Rubik didn’t realize he had created a puzzle until the first time he scrambled his new Cube and tried to put it back together in the original position. He named his invention the Magic Cube and received a Hungarian patent for it in 1975. His Belgian patent, issued in 1981, has the description “Jouet Logique Spatial” (Spatial Logical Toy). Today, many consider the internal design of the cube a greater achievement than the puzzle itself. Each of the rows or columns of blocks move independently of each other and also easily come apart if desired. Rubik’s novel idea of the rounded interlocking construction of the blocks was the key that kept the cube together and the basis for his first patent.
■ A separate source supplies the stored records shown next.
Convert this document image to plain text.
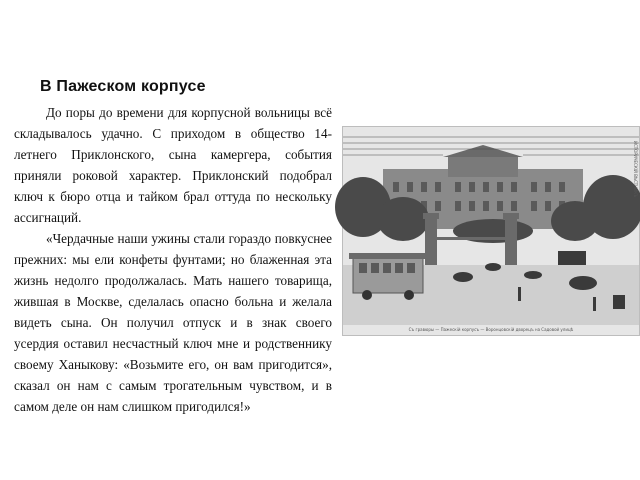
В Пажеском корпусе

До поры до времени для корпусной вольницы всё складывалось удачно. С приходом в общество 14-летнего Приклонского, сына камергера, события приняли роковой характер. Приклонский подобрал ключ к бюро отца и тайком брал оттуда по нескольку ассигнаций.

«Чердачные наши ужины стали гораздо повкуснее прежних: мы ели конфеты фунтами; но блаженная эта жизнь недолго продолжалась. Мать нашего товарища, жившая в Москве, сделалась опасно больна и желала видеть сына. Он получил отпуск и в знак своего усердия оставил несчастный ключ мне и родственнику своему Ханыкову: «Возьмите его, он вам пригодится», сказал он нам с самым трогательным чувством, и в самом деле он нам слишком пригодился!»

ИСТОРИЧЕСКІЙ ВѢСТНИКЪ
Съ гравюры — Пажескій корпусъ — Воронцовскій дворецъ на Садовой улицѣ
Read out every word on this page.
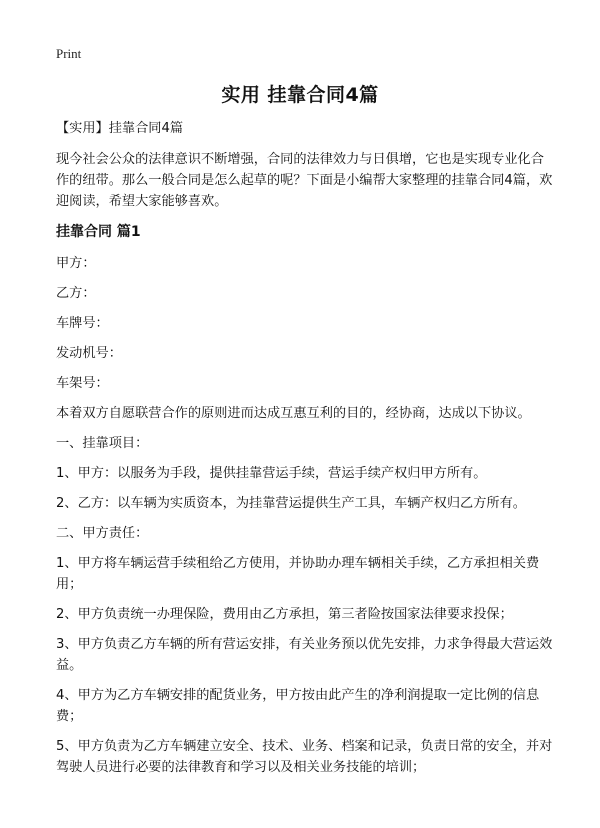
Print
实用 挂靠合同4篇

【实用】挂靠合同4篇

现今社会公众的法律意识不断增强，合同的法律效力与日俱增，它也是实现专业化合作的纽带。那么一般合同是怎么起草的呢？下面是小编帮大家整理的挂靠合同4篇，欢迎阅读，希望大家能够喜欢。

挂靠合同 篇1

甲方：

乙方：

车牌号：

发动机号：

车架号：

本着双方自愿联营合作的原则进而达成互惠互利的目的，经协商，达成以下协议。

一、挂靠项目：

1、甲方：以服务为手段，提供挂靠营运手续，营运手续产权归甲方所有。

2、乙方：以车辆为实质资本，为挂靠营运提供生产工具，车辆产权归乙方所有。

二、甲方责任：

1、甲方将车辆运营手续租给乙方使用，并协助办理车辆相关手续，乙方承担相关费用；

2、甲方负责统一办理保险，费用由乙方承担，第三者险按国家法律要求投保；

3、甲方负责乙方车辆的所有营运安排，有关业务预以优先安排，力求争得最大营运效益。

4、甲方为乙方车辆安排的配货业务，甲方按由此产生的净利润提取一定比例的信息费；

5、甲方负责为乙方车辆建立安全、技术、业务、档案和记录，负责日常的安全，并对驾驶人员进行必要的法律教育和学习以及相关业务技能的培训；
The classic Cube has six faces, each composed of nine smaller cubes of the same color, usually red, white, blue, orange, green, and yellow. Rubik’s ingenious pivot mechanism allows each face to rotate independently, thereby mixing the colors on the faces. To solve the puzzle, each face of the cube must be returned to a solid color.
When desperation finally sets in, it is a simple process to re-set a Cube by taking it apart and reassembling it in a solved state. The original (3x3x3) cube has eight corners and twelve edges and, by flipping the component cubes within, this allows the possibility of 43,252,003,274,489,856,000 permutations! Forty-three quintillion!
Featured as a toy puzzle at various international toy shows in 1980, the Cube—now renamed Rubik’s Cube® by Ideal Toy Company—rocked to stardom and has become the most popular toy in history, with over 375 million sold.
Over the years, Speedcubing, the practice of trying to solve a Rubik’s Cube in the shortest possible time, has become popular. The current world record on a 3x3x3 Cube is held by Feliks Zemdegs for the time of 5.66 seconds at the Melbourne Winter Open in 2011.